You’ve made it this far. You’ve been diligent and hardworking through each of the six steps. So, now it’s time to sit back and wait for the book offers to roll in. Or not. Most likely, after you take a break, you’ll need to go back to step #1 and start all over again.
In case you forgot, here are the 7 steps in “How to Make Your Novel Sellable”:
- Initial Read Through
- Seek and Destroy Problem Words
- In-depth Word Analysis
- Read it Out
- Get Some Feedback
- Let it Rest
Step #7: Repeat!
Even if you don’t feel it necessary to go through all six steps again, you won’t know that for certain until you at least go through step #1 again. Make sure you do step #6 and take time away from it, first, though. You’ll need that perspective to make sure the book really is ready to go out (or isn’t).
Take the time to consider honestly whether or not you think the book is polished enough to shop it (or pub it). It’s very tempting to rush. You’ve worked so hard and for so long that you just want to see something happen. Do. Not. Rush. It!
Once you send it out, you can’t get it back. Once you send it to an agent, they won’t want to see it again after they reject it (even if you’ve made significant changes). If you decide to self-publish, you can’t pull back the copies people have downloaded to fix embarrassing mistakes.
This is a great time to hire a professional. I know this can get pricey, but it’s an investment in your book and in your future. Get your novel as absolutely perfect as you can make it doing these steps. Then pay someone to make sure. You owe it to your book and your future career to put out the very best book you can.
It might take as many as 30—THIRTY—rounds of editing to get your book ready. And that’s according to authors Claire Keegan and Carlo Gébler. I’ve heard of authors spending years editing one book. A novel is a work of art. Give the paint time to dry, let the clay fully bake. Knowing whether or not your book is through percolating is part of learning the art of the craft. Sadly, I see too many people push it forward in hopes of turning a buck. Take the time to make the book good and it’ll pay much better than something that shouldn’t have hit the shelves until you passed over it a few more times.

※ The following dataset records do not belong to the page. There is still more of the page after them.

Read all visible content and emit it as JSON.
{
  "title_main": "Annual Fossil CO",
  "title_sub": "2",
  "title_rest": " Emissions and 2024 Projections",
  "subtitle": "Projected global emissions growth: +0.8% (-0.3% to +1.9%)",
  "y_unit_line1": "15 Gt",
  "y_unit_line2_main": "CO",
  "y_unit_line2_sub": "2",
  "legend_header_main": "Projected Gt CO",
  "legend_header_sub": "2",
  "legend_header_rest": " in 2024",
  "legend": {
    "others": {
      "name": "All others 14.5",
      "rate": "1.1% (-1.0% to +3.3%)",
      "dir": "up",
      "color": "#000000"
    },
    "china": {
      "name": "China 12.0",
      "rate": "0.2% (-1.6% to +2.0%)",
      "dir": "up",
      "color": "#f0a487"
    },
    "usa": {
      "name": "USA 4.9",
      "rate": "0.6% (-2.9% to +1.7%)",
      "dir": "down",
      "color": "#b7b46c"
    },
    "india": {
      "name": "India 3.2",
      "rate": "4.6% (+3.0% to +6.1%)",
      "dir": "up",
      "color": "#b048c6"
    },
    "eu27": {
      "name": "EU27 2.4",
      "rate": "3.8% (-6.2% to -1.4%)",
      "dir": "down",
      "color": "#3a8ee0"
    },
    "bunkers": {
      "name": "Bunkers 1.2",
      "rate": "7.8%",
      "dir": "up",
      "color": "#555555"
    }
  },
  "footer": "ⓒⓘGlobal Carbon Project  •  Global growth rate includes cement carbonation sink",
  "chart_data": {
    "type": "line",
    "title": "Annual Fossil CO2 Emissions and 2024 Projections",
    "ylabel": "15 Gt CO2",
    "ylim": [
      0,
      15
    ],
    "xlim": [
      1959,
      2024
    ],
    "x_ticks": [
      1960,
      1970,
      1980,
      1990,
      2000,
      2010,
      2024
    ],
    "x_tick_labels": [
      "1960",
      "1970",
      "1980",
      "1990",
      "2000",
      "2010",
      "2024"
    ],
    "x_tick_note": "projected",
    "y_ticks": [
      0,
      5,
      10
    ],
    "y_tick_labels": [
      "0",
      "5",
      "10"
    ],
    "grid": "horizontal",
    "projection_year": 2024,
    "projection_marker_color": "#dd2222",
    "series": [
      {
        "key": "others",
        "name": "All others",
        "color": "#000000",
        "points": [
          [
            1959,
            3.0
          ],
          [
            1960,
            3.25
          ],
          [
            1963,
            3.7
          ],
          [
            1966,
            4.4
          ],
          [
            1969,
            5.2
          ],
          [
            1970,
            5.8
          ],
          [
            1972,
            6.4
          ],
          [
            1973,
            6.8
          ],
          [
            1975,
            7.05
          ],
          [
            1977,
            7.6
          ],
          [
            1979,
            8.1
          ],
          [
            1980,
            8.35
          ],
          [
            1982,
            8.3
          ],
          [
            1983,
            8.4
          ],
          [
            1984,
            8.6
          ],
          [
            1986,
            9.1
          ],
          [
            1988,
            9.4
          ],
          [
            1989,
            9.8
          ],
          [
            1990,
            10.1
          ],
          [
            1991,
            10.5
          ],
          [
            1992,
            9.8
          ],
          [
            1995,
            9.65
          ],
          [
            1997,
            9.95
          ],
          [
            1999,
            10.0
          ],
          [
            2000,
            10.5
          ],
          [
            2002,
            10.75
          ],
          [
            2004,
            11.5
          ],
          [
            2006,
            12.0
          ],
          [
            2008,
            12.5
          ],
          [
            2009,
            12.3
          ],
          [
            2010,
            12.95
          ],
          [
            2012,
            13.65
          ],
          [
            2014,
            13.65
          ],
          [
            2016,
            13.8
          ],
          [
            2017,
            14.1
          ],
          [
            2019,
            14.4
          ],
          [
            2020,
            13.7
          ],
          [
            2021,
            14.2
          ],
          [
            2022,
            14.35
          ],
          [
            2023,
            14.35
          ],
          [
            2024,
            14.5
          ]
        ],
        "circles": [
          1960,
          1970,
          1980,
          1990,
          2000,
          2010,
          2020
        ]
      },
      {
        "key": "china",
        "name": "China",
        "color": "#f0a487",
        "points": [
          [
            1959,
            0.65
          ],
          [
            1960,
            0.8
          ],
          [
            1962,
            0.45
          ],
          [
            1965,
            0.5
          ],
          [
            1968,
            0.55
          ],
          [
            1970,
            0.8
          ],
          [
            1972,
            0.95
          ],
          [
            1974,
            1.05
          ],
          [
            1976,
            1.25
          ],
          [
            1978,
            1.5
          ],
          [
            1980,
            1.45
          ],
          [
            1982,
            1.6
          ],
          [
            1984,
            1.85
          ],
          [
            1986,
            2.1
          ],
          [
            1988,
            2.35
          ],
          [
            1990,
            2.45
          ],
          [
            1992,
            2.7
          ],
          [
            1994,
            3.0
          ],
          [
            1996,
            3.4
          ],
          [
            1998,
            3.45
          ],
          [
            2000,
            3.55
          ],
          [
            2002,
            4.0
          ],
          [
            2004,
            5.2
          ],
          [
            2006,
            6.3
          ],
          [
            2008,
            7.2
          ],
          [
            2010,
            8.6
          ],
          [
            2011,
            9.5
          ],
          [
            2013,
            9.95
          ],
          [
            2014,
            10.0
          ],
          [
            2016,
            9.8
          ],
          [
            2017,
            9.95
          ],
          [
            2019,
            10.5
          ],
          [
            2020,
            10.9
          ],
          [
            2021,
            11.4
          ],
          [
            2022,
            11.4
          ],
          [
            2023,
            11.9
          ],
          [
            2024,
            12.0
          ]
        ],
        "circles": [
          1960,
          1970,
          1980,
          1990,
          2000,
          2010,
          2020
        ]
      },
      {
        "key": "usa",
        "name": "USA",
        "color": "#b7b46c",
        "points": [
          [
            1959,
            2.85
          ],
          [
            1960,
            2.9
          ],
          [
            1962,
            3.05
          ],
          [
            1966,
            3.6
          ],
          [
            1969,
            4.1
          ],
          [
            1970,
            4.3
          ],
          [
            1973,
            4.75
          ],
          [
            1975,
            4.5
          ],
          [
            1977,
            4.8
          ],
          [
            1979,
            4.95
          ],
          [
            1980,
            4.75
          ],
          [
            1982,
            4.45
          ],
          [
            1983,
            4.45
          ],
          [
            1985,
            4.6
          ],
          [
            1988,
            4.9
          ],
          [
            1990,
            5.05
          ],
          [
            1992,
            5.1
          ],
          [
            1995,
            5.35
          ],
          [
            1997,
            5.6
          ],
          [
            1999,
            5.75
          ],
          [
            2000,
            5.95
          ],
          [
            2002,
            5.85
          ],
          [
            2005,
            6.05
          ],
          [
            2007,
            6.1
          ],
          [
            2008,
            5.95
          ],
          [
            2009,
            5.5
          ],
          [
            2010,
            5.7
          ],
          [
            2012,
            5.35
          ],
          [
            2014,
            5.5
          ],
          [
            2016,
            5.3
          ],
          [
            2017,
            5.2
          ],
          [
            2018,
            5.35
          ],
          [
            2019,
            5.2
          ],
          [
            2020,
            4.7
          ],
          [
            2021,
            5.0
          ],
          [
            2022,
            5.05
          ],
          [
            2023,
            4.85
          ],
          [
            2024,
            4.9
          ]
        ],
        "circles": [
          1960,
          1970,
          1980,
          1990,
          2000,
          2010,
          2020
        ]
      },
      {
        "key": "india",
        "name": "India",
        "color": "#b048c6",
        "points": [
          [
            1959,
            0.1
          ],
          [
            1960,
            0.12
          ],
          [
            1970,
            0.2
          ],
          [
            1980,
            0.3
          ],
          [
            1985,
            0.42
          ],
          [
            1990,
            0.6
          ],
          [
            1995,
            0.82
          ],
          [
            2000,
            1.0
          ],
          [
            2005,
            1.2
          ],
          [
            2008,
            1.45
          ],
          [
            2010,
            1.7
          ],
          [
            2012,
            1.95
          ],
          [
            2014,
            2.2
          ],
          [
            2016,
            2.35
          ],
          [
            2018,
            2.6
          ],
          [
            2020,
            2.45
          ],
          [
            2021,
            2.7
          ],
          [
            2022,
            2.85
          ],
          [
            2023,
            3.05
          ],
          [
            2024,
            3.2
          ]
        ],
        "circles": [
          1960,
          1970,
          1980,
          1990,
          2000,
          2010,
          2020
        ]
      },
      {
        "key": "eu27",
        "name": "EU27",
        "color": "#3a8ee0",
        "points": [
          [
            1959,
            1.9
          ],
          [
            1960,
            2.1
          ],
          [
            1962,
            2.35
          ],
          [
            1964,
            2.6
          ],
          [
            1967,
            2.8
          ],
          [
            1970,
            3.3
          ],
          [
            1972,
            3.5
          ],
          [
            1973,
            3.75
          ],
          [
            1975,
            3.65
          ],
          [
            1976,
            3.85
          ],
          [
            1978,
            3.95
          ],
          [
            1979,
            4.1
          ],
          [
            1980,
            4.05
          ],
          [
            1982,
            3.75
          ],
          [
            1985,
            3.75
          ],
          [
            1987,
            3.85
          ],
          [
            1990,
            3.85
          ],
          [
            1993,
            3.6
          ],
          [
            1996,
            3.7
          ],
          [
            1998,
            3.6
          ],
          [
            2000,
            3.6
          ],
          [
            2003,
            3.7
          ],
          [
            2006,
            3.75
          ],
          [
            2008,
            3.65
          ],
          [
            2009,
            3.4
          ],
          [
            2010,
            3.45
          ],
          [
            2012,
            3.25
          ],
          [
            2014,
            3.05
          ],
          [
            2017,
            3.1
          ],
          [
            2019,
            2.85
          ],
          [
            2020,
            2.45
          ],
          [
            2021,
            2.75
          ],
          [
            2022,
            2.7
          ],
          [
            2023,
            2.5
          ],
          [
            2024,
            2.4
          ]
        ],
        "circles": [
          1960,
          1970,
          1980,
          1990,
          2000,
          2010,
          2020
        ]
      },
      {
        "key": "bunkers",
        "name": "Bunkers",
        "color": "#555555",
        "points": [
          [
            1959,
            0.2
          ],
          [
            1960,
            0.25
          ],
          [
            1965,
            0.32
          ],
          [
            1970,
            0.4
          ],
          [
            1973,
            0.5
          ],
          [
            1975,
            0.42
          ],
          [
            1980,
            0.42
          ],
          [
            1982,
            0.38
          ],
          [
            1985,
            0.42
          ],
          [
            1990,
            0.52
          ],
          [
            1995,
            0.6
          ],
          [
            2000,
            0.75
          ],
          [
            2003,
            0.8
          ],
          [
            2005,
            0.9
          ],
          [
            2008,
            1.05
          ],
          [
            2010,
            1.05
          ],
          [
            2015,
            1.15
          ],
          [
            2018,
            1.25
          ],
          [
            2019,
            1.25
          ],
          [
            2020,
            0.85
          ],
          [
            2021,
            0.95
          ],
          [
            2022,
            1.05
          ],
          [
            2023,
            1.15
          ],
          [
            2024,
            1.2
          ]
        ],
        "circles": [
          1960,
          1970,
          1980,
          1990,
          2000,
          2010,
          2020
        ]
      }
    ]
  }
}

There are multiple blogs out there that offer first page or first X number of words reviews and critiques. Submit your story to some of those and see what the pros say. This is especially important if you’re self-publishing and won’t have an agent and editor to work with at some point. Again, sooo important that you hire a professional editor if you’re self-publishing. And get the package that does it all—line edits, plot and character critiques, proofreading. (And somewhat off topic, PAY BIG MONEY to have a professional cover designed. This is your product’s package, and all clichés aside, EVERYONE judges a book by its cover.)
When you do send it out to agents, start small. See what feedback, if any, you get from them. Make any suggested changes, then query a bunch more. If you send too many queries at a time before you get any feedback, you just lost possible agents.
Your next step once your book is polished: the query letter. And you thought writing and editing was tough!